To evaluate how each of the response variables changes along with the number of GCFs, we applied a generalized additive model (GAM)53. GAM is a penalized generalized linear model that fits a nonparametric, nonlinear smooth curve54. The degree of smoothness of model terms is estimated as part of fitting, using the generalized cross validation. We reasonably assume that the curve shapes are different between high and low soil biodiversity treatments. Therefore, we included biodiversity conditions (low/high) as the model intercept and as the “factor smooth” smoothing class, where a smooth function is created for each factor level independently55. For GAM modeling, we used the mgcv package55. The dimension of the basis used to represent the smooth term was set as k = 5 so that the model does not overfit to the data. For this, we compared some other values (from 3 to 8) and confirmed that the results are essentially the same within the tested range. The other parameters were set as default.
The relationships between soil microbial indices and other soil indices were tested using Spearman correlation in the package microbiome, and the adjustment method “fdr” was employed to control the false discovery rate for multiple testing correction56. For the further multivariate integration of soil functions/properties and composition of modules, the DIABLO (Data Integration Analysis for Biomarker discovery using a Latent component method for Omics studies) was employed to detect correlation (Pearson’s correlation |r| > 0.5) among variables using the package mixOmics57.

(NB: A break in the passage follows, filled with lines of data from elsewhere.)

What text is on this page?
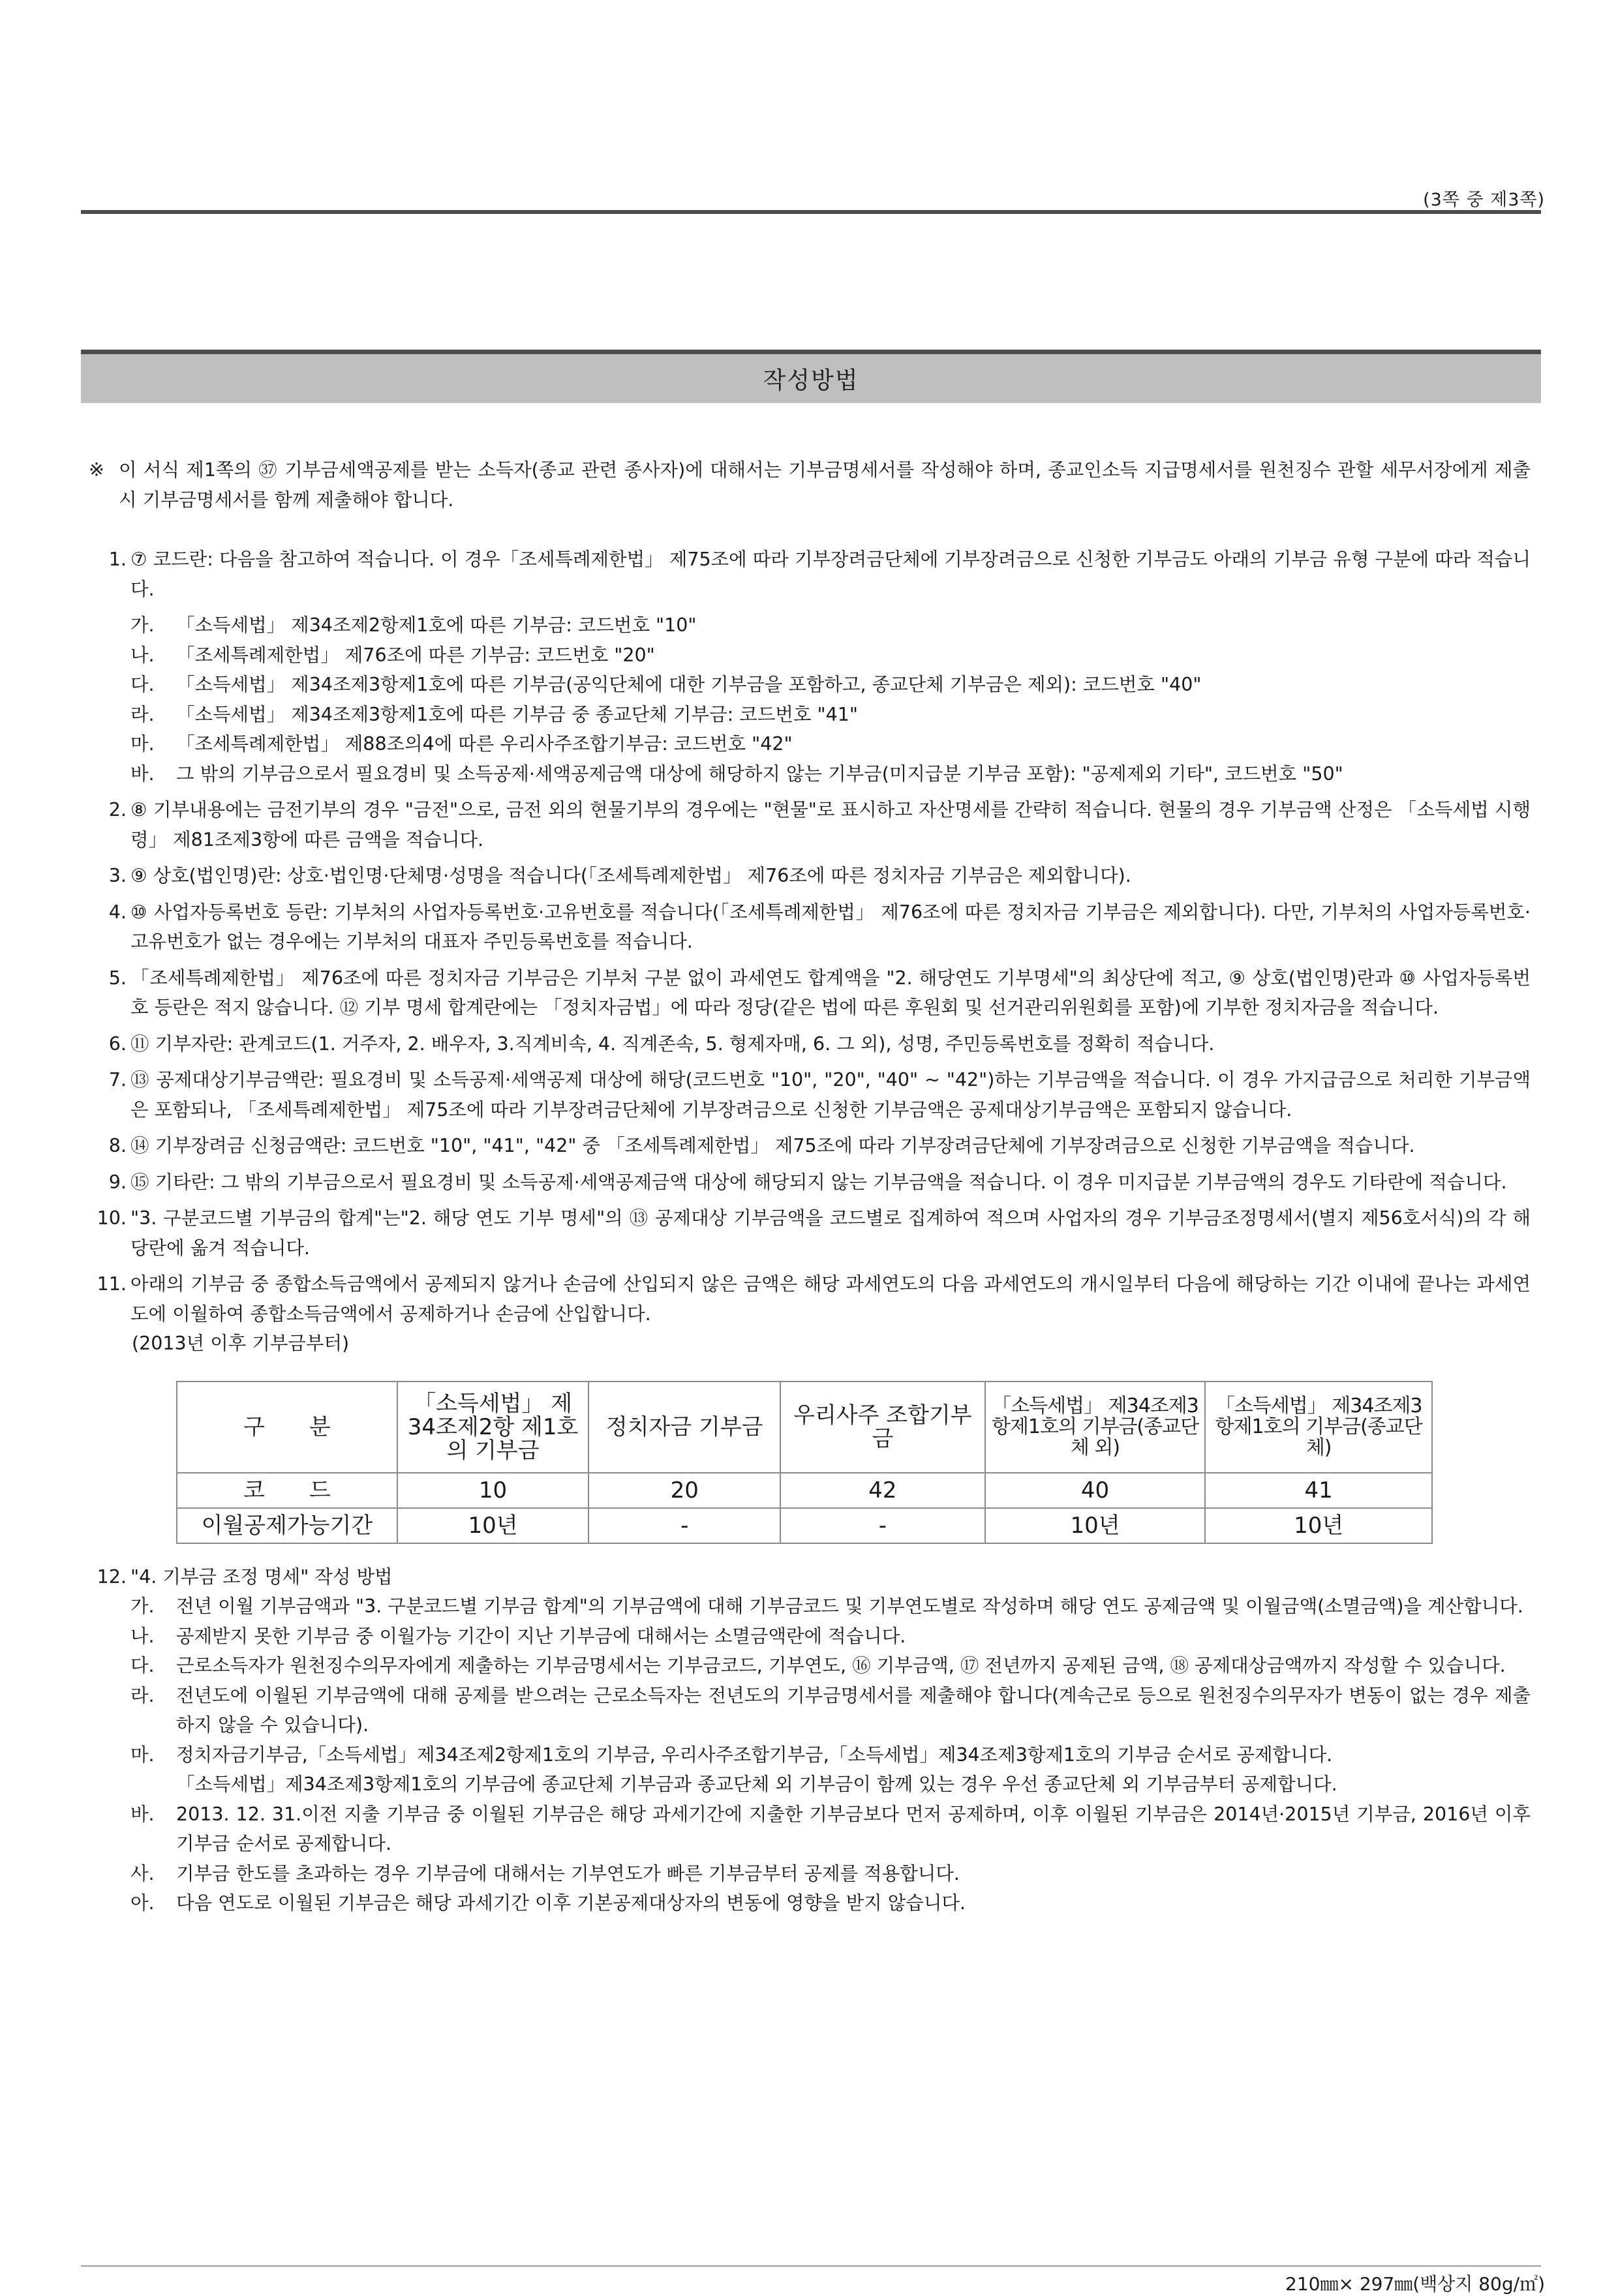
(3쪽 중 제3쪽)
작성방법
※ 이 서식 제1쪽의 ㊲ 기부금세액공제를 받는 소득자(종교 관련 종사자)에 대해서는 기부금명세서를 작성해야 하며, 종교인소득 지급명세서를 원천징수 관할 세무서장에게 제출 시 기부금명세서를 함께 제출해야 합니다.
1. ⑦ 코드란: 다음을 참고하여 적습니다. 이 경우「조세특례제한법」 제75조에 따라 기부장려금단체에 기부장려금으로 신청한 기부금도 아래의 기부금 유형 구분에 따라 적습니다.
가.	「소득세법」 제34조제2항제1호에 따른 기부금: 코드번호 "10"
나.	「조세특례제한법」 제76조에 따른 기부금: 코드번호 "20"
다.	「소득세법」 제34조제3항제1호에 따른 기부금(공익단체에 대한 기부금을 포함하고, 종교단체 기부금은 제외): 코드번호 "40"
라.	「소득세법」 제34조제3항제1호에 따른 기부금 중 종교단체 기부금: 코드번호 "41"
마.	「조세특례제한법」 제88조의4에 따른 우리사주조합기부금: 코드번호 "42"
바.	그 밖의 기부금으로서 필요경비 및 소득공제·세액공제금액 대상에 해당하지 않는 기부금(미지급분 기부금 포함): "공제제외 기타", 코드번호 "50"
2. ⑧ 기부내용에는 금전기부의 경우 "금전"으로, 금전 외의 현물기부의 경우에는 "현물"로 표시하고 자산명세를 간략히 적습니다. 현물의 경우 기부금액 산정은 「소득세법 시행령」 제81조제3항에 따른 금액을 적습니다.
3. ⑨ 상호(법인명)란: 상호·법인명·단체명·성명을 적습니다(「조세특례제한법」 제76조에 따른 정치자금 기부금은 제외합니다).
4. ⑩ 사업자등록번호 등란: 기부처의 사업자등록번호·고유번호를 적습니다(「조세특례제한법」 제76조에 따른 정치자금 기부금은 제외합니다). 다만, 기부처의 사업자등록번호·고유번호가 없는 경우에는 기부처의 대표자 주민등록번호를 적습니다.
5. 「조세특례제한법」 제76조에 따른 정치자금 기부금은 기부처 구분 없이 과세연도 합계액을 "2. 해당연도 기부명세"의 최상단에 적고, ⑨ 상호(법인명)란과 ⑩ 사업자등록번호 등란은 적지 않습니다. ⑫ 기부 명세 합계란에는 「정치자금법」에 따라 정당(같은 법에 따른 후원회 및 선거관리위원회를 포함)에 기부한 정치자금을 적습니다.
6. ⑪ 기부자란: 관계코드(1. 거주자, 2. 배우자, 3.직계비속, 4. 직계존속, 5. 형제자매, 6. 그 외), 성명, 주민등록번호를 정확히 적습니다.
7. ⑬ 공제대상기부금액란: 필요경비 및 소득공제·세액공제 대상에 해당(코드번호 "10", "20", "40" ~ "42")하는 기부금액을 적습니다. 이 경우 가지급금으로 처리한 기부금액은 포함되나, 「조세특례제한법」 제75조에 따라 기부장려금단체에 기부장려금으로 신청한 기부금액은 공제대상기부금액은 포함되지 않습니다.
8. ⑭ 기부장려금 신청금액란: 코드번호 "10", "41", "42" 중 「조세특례제한법」 제75조에 따라 기부장려금단체에 기부장려금으로 신청한 기부금액을 적습니다.
9. ⑮ 기타란: 그 밖의 기부금으로서 필요경비 및 소득공제·세액공제금액 대상에 해당되지 않는 기부금액을 적습니다. 이 경우 미지급분 기부금액의 경우도 기타란에 적습니다.
10. "3. 구분코드별 기부금의 합계"는"2. 해당 연도 기부 명세"의 ⑬ 공제대상 기부금액을 코드별로 집계하여 적으며 사업자의 경우 기부금조정명세서(별지 제56호서식)의 각 해당란에 옮겨 적습니다.
11. 아래의 기부금 중 종합소득금액에서 공제되지 않거나 손금에 산입되지 않은 금액은 해당 과세연도의 다음 과세연도의 개시일부터 다음에 해당하는 기간 이내에 끝나는 과세연도에 이월하여 종합소득금액에서 공제하거나 손금에 산입합니다.
(2013년 이후 기부금부터)
구　　분	「소득세법」 제34조제2항 제1호의 기부금	정치자금 기부금	우리사주 조합기부금	「소득세법」 제34조제3항제1호의 기부금(종교단체 외)	「소득세법」 제34조제3항제1호의 기부금(종교단체)
코　　드	10	20	42	40	41
이월공제가능기간	10년	-	-	10년	10년
12. "4. 기부금 조정 명세" 작성 방법
가.	전년 이월 기부금액과 "3. 구분코드별 기부금 합계"의 기부금액에 대해 기부금코드 및 기부연도별로 작성하며 해당 연도 공제금액 및 이월금액(소멸금액)을 계산합니다.
나.	공제받지 못한 기부금 중 이월가능 기간이 지난 기부금에 대해서는 소멸금액란에 적습니다.
다.	근로소득자가 원천징수의무자에게 제출하는 기부금명세서는 기부금코드, 기부연도, ⑯ 기부금액, ⑰ 전년까지 공제된 금액, ⑱ 공제대상금액까지 작성할 수 있습니다.
라.	전년도에 이월된 기부금액에 대해 공제를 받으려는 근로소득자는 전년도의 기부금명세서를 제출해야 합니다(계속근로 등으로 원천징수의무자가 변동이 없는 경우 제출하지 않을 수 있습니다).
마.	정치자금기부금,「소득세법」제34조제2항제1호의 기부금, 우리사주조합기부금,「소득세법」제34조제3항제1호의 기부금 순서로 공제합니다.
「소득세법」제34조제3항제1호의 기부금에 종교단체 기부금과 종교단체 외 기부금이 함께 있는 경우 우선 종교단체 외 기부금부터 공제합니다.
바.	2013. 12. 31.이전 지출 기부금 중 이월된 기부금은 해당 과세기간에 지출한 기부금보다 먼저 공제하며, 이후 이월된 기부금은 2014년·2015년 기부금, 2016년 이후 기부금 순서로 공제합니다.
사.	기부금 한도를 초과하는 경우 기부금에 대해서는 기부연도가 빠른 기부금부터 공제를 적용합니다.
아.	다음 연도로 이월된 기부금은 해당 과세기간 이후 기본공제대상자의 변동에 영향을 받지 않습니다.
210㎜× 297㎜(백상지 80g/㎡)
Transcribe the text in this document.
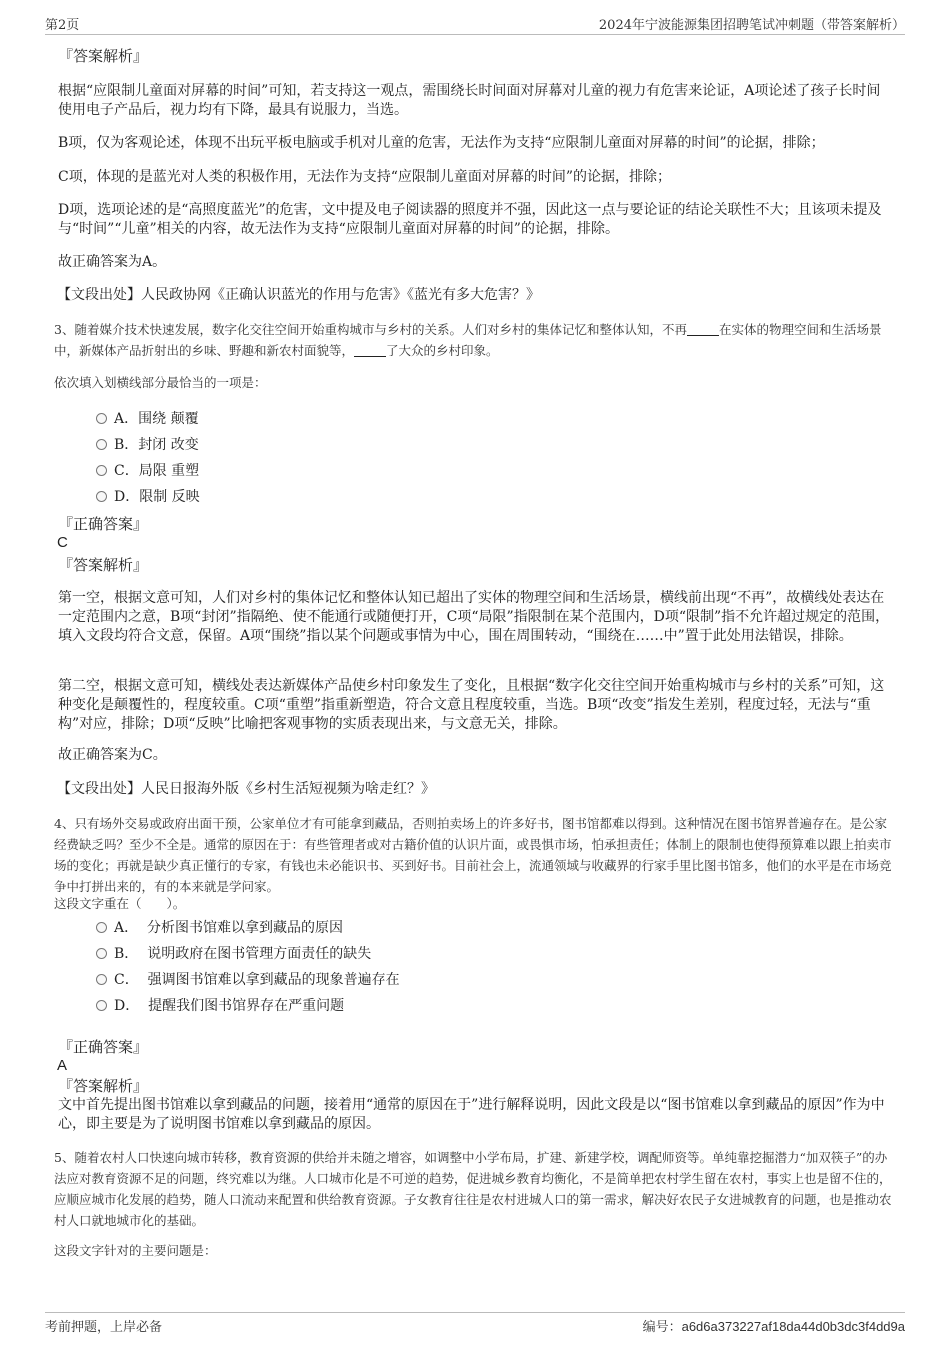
第2页	2024年宁波能源集团招聘笔试冲刺题（带答案解析）
『答案解析』
根据“应限制儿童面对屏幕的时间”可知，若支持这一观点，需围绕长时间面对屏幕对儿童的视力有危害来论证，A项论述了孩子长时间使用电子产品后，视力均有下降，最具有说服力，当选。
B项，仅为客观论述，体现不出玩平板电脑或手机对儿童的危害，无法作为支持“应限制儿童面对屏幕的时间”的论据，排除；
C项，体现的是蓝光对人类的积极作用，无法作为支持“应限制儿童面对屏幕的时间”的论据，排除；
D项，选项论述的是“高照度蓝光”的危害，文中提及电子阅读器的照度并不强，因此这一点与要论证的结论关联性不大；且该项未提及与“时间”“儿童”相关的内容，故无法作为支持“应限制儿童面对屏幕的时间”的论据，排除。
故正确答案为A。
【文段出处】人民政协网《正确认识蓝光的作用与危害》《蓝光有多大危害？》
3、随着媒介技术快速发展，数字化交往空间开始重构城市与乡村的关系。人们对乡村的集体记忆和整体认知，不再	在实体的物理空间和生活场景中，新媒体产品折射出的乡味、野趣和新农村面貌等，	了大众的乡村印象。
依次填入划横线部分最恰当的一项是：
A．围绕 颠覆
B．封闭 改变
C．局限 重塑
D．限制 反映
『正确答案』
C
『答案解析』
第一空，根据文意可知，人们对乡村的集体记忆和整体认知已超出了实体的物理空间和生活场景，横线前出现“不再”，故横线处表达在一定范围内之意，B项“封闭”指隔绝、使不能通行或随便打开，C项“局限”指限制在某个范围内，D项“限制”指不允许超过规定的范围，填入文段均符合文意，保留。A项“围绕”指以某个问题或事情为中心，围在周围转动，“围绕在……中”置于此处用法错误，排除。
第二空，根据文意可知，横线处表达新媒体产品使乡村印象发生了变化，且根据“数字化交往空间开始重构城市与乡村的关系”可知，这种变化是颠覆性的，程度较重。C项“重塑”指重新塑造，符合文意且程度较重，当选。B项“改变”指发生差别，程度过轻，无法与“重构”对应，排除；D项“反映”比喻把客观事物的实质表现出来，与文意无关，排除。
故正确答案为C。
【文段出处】人民日报海外版《乡村生活短视频为啥走红？》
4、只有场外交易或政府出面干预，公家单位才有可能拿到藏品，否则拍卖场上的许多好书，图书馆都难以得到。这种情况在图书馆界普遍存在。是公家经费缺乏吗？至少不全是。通常的原因在于：有些管理者或对古籍价值的认识片面，或畏惧市场，怕承担责任；体制上的限制也使得预算难以跟上拍卖市场的变化；再就是缺少真正懂行的专家，有钱也未必能识书、买到好书。目前社会上，流通领域与收藏界的行家手里比图书馆多，他们的水平是在市场竞争中打拼出来的，有的本来就是学问家。
这段文字重在（　　）。
A． 分析图书馆难以拿到藏品的原因
B． 说明政府在图书管理方面责任的缺失
C． 强调图书馆难以拿到藏品的现象普遍存在
D． 提醒我们图书馆界存在严重问题
『正确答案』
A
『答案解析』
文中首先提出图书馆难以拿到藏品的问题，接着用“通常的原因在于”进行解释说明，因此文段是以“图书馆难以拿到藏品的原因”作为中心，即主要是为了说明图书馆难以拿到藏品的原因。
5、随着农村人口快速向城市转移，教育资源的供给并未随之增容，如调整中小学布局，扩建、新建学校，调配师资等。单纯靠挖掘潜力“加双筷子”的办法应对教育资源不足的问题，终究难以为继。人口城市化是不可逆的趋势，促进城乡教育均衡化，不是简单把农村学生留在农村，事实上也是留不住的，应顺应城市化发展的趋势，随人口流动来配置和供给教育资源。子女教育往往是农村进城人口的第一需求，解决好农民子女进城教育的问题，也是推动农村人口就地城市化的基础。
这段文字针对的主要问题是：
考前押题，上岸必备	编号：a6d6a373227af18da44d0b3dc3f4dd9a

The Z-scores for each of the eight soil functions (as shown in Fig. 1, with the exception of soil water repellency) were evaluated, and then we computed an improved weighted multifunctionality metric to represent soil multifunctionality (Supplementary Methods)58. Structural equation models (SEMs) were used to reveal the direct and indirect effects of an increasing number of GCFs on soil multifunctionality within each soil biodiversity treatment using the package lavaan59. We assumed that an increasing number of GCFs influences soil multifunctionality by regulating the bacterial and fungal abundance and the relative abundance of modules. All response variables were standardized to the same comparison scale using the z-score transformation before constructing SEMs. Models with optimal fitting indices were reported (Supplementary Fig. 11).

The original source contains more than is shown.